Member of the European Parliament
- Incumbent
- Assumed office 1 July 2004
- Constituency: Germany

Personal details
- Born: 9 April 1973 (age 53) Rottweil, Baden-Württemberg, Germany
- Party: Christian Democratic Union European People's Party
- Alma mater: University of Freiburg; Sciences Po; University of Wales;
- Website: www.andreas-schwab.de

= Andreas Schwab =

German politician (born 1973)

Andreas Schwab (born 9 April 1973) is a German politician and member of the European Parliament for Germany. He is a member of the Christian Democratic Union, part of the European People's Party. Since 2009, he has been Of Counsel with CMS Hasche Sigle.

==Member of the European Parliament, 2004–present==
Schwab serves on the Committee on the Internal Market and Consumer Protection (IMCO), where he deals with network and information security. He is the European People's Party Group’s coordinator on the committee.

From 2010 to 2011, Schwab drafted the European Parliament's report on the EU Consumer Rights Directive. As shadow rapporteur, he has issued opinions on the negotiations for the Transatlantic Trade and Investment Partnership (2015) and on the Annual Report on EU Competition Policy (2015). In 2014, he co-sponsored (with Ramon Tremosa) a non-binding bill before the European Parliament calling on the European Commission to consider separating Google’s search-engine business from its other commercial activities to ensure fair competition on the internet. He also led the European Parliament's negotiating team on internet platform regulation in Europe. He later served as rapporteur on the ECN+ Directive that entered in law early 2019, handing national competition authorities more enforcement powers to ensure the functioning of the EU's single market.
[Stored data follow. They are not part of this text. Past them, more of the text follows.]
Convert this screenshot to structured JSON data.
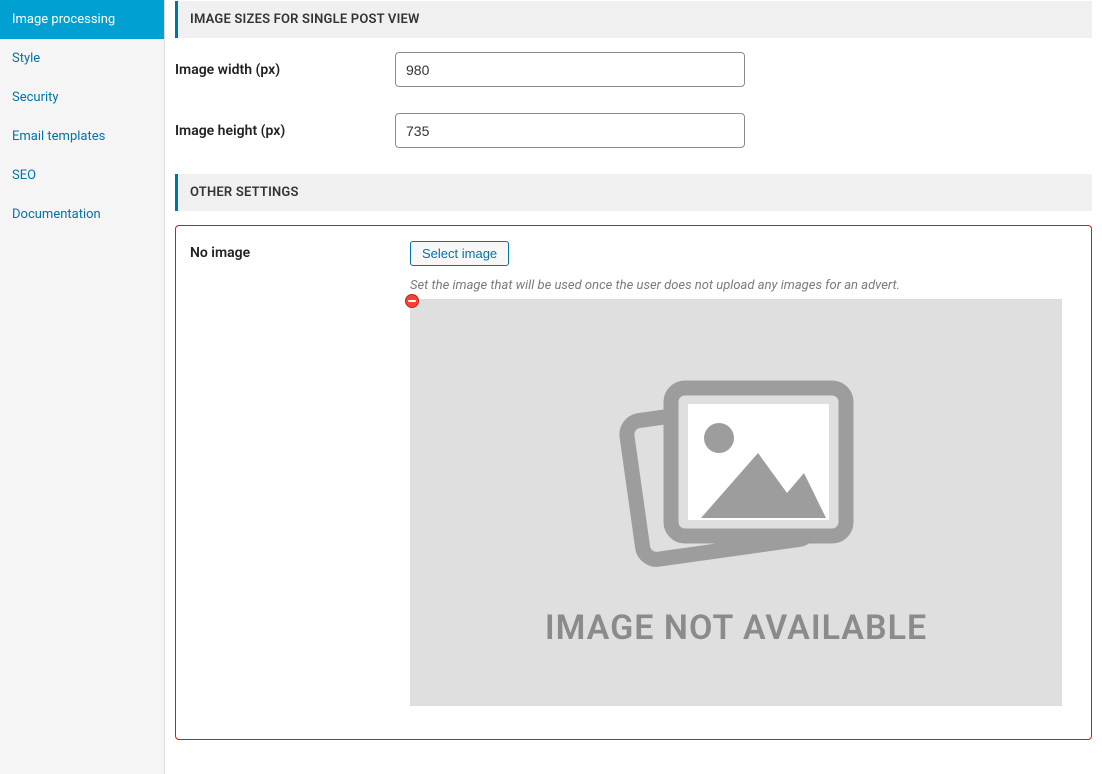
{
  "sidebar": {
    "items": [
      {
        "label": "Image processing",
        "active": true
      },
      {
        "label": "Style",
        "active": false
      },
      {
        "label": "Security",
        "active": false
      },
      {
        "label": "Email templates",
        "active": false
      },
      {
        "label": "SEO",
        "active": false
      },
      {
        "label": "Documentation",
        "active": false
      }
    ]
  },
  "sections": {
    "single_post": {
      "title": "IMAGE SIZES FOR SINGLE POST VIEW",
      "fields": {
        "width": {
          "label": "Image width (px)",
          "value": "980"
        },
        "height": {
          "label": "Image height (px)",
          "value": "735"
        }
      }
    },
    "other": {
      "title": "OTHER SETTINGS",
      "no_image": {
        "label": "No image",
        "button": "Select image",
        "help": "Set the image that will be used once the user does not upload any images for an advert.",
        "placeholder_text": "IMAGE NOT AVAILABLE"
      }
    }
  },
  "colors": {
    "accent": "#0073aa",
    "accent_bg": "#00a0d2",
    "danger_border": "#e81010"
  }
}
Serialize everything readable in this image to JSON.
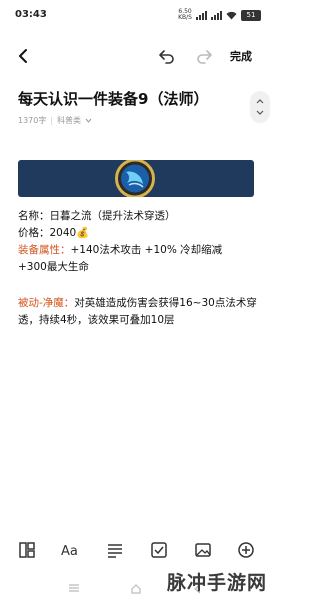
{
  "status_bar": {
    "time": "03:43",
    "net_speed_value": "6.50",
    "net_speed_unit": "KB/S",
    "battery": "51"
  },
  "toolbar": {
    "done_label": "完成"
  },
  "document": {
    "title": "每天认识一件装备9（法师）",
    "word_count": "1370字",
    "category": "科普类",
    "lines": [
      {
        "label": "名称：",
        "text": "日暮之流（提升法术穿透）"
      },
      {
        "label": "价格：",
        "text": "2040💰"
      },
      {
        "label": "装备属性：",
        "text": "+140法术攻击  +10% 冷却缩减"
      },
      {
        "label": "",
        "text": "+300最大生命"
      },
      {
        "label": "被动-净魔：",
        "text": "对英雄造成伤害会获得16~30点法术穿透，持续4秒，该效果可叠加10层"
      }
    ]
  },
  "watermark": "脉冲手游网",
  "icons": {
    "back": "chevron-left-icon",
    "undo": "undo-icon",
    "redo": "redo-icon",
    "expand": "chevron-updown-icon",
    "layout": "layout-icon",
    "text_style": "text-style-icon",
    "align": "align-icon",
    "checkbox": "checkbox-icon",
    "image": "image-icon",
    "add": "add-circle-icon"
  },
  "colors": {
    "accent": "#d4541e",
    "banner_bg": "#1f3a5c"
  }
}
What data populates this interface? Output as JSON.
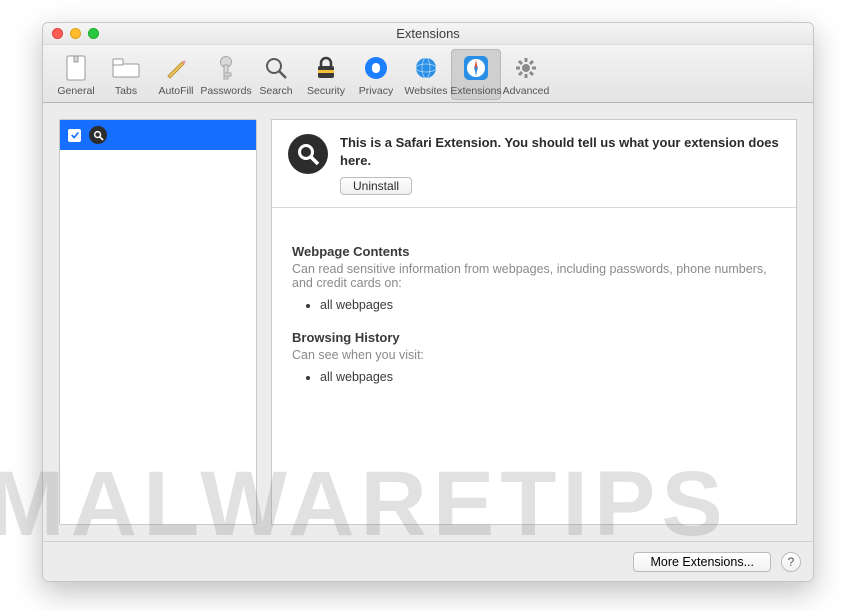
{
  "window": {
    "title": "Extensions"
  },
  "toolbar": {
    "items": [
      {
        "label": "General"
      },
      {
        "label": "Tabs"
      },
      {
        "label": "AutoFill"
      },
      {
        "label": "Passwords"
      },
      {
        "label": "Search"
      },
      {
        "label": "Security"
      },
      {
        "label": "Privacy"
      },
      {
        "label": "Websites"
      },
      {
        "label": "Extensions"
      },
      {
        "label": "Advanced"
      }
    ]
  },
  "sidebar": {
    "items": [
      {
        "checked": true,
        "icon": "search-icon",
        "name": ""
      }
    ]
  },
  "detail": {
    "description": "This is a Safari Extension. You should tell us what your extension does here.",
    "uninstall_label": "Uninstall",
    "sections": [
      {
        "title": "Webpage Contents",
        "subtitle": "Can read sensitive information from webpages, including passwords, phone numbers, and credit cards on:",
        "items": [
          "all webpages"
        ]
      },
      {
        "title": "Browsing History",
        "subtitle": "Can see when you visit:",
        "items": [
          "all webpages"
        ]
      }
    ]
  },
  "footer": {
    "more_label": "More Extensions...",
    "help_label": "?"
  },
  "watermark": "MALWARETIPS"
}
In 2021, Schwab became the parliament's rapporteur on the Digital Markets Act. In addition, Schwab serves as a member of the European Parliament's Sky and Space Intergroup (SSI). as well as the European Parliament Intergroup on Biodiversity, Countryside, Hunting and Recreational Fisheries.

==Other activities==
- University of Freiburg, Member of the Advisory Board
- Franco-German Institute (DFI), Member of the Board
- Nachsorgeklinik Tannheim, Member of the Board of Trustees
- European Council on Foreign Relations (ECFR), Member
- Kangaroo Group, Member
- Transatlantic Policy Network (TPN), Member
- European Internet Foundation, Member
- European Logistics Platform, Member of the Advisory Board

==Awards==
In 1998, Schwab was elected for the "Young European of the Year" due to his commitment to Franco-German relations and received a scholarship from the Heinz Schwarzkopf Foundation. In 2018, he received the Federal Cross of Merit of the Federal Republic of Germany.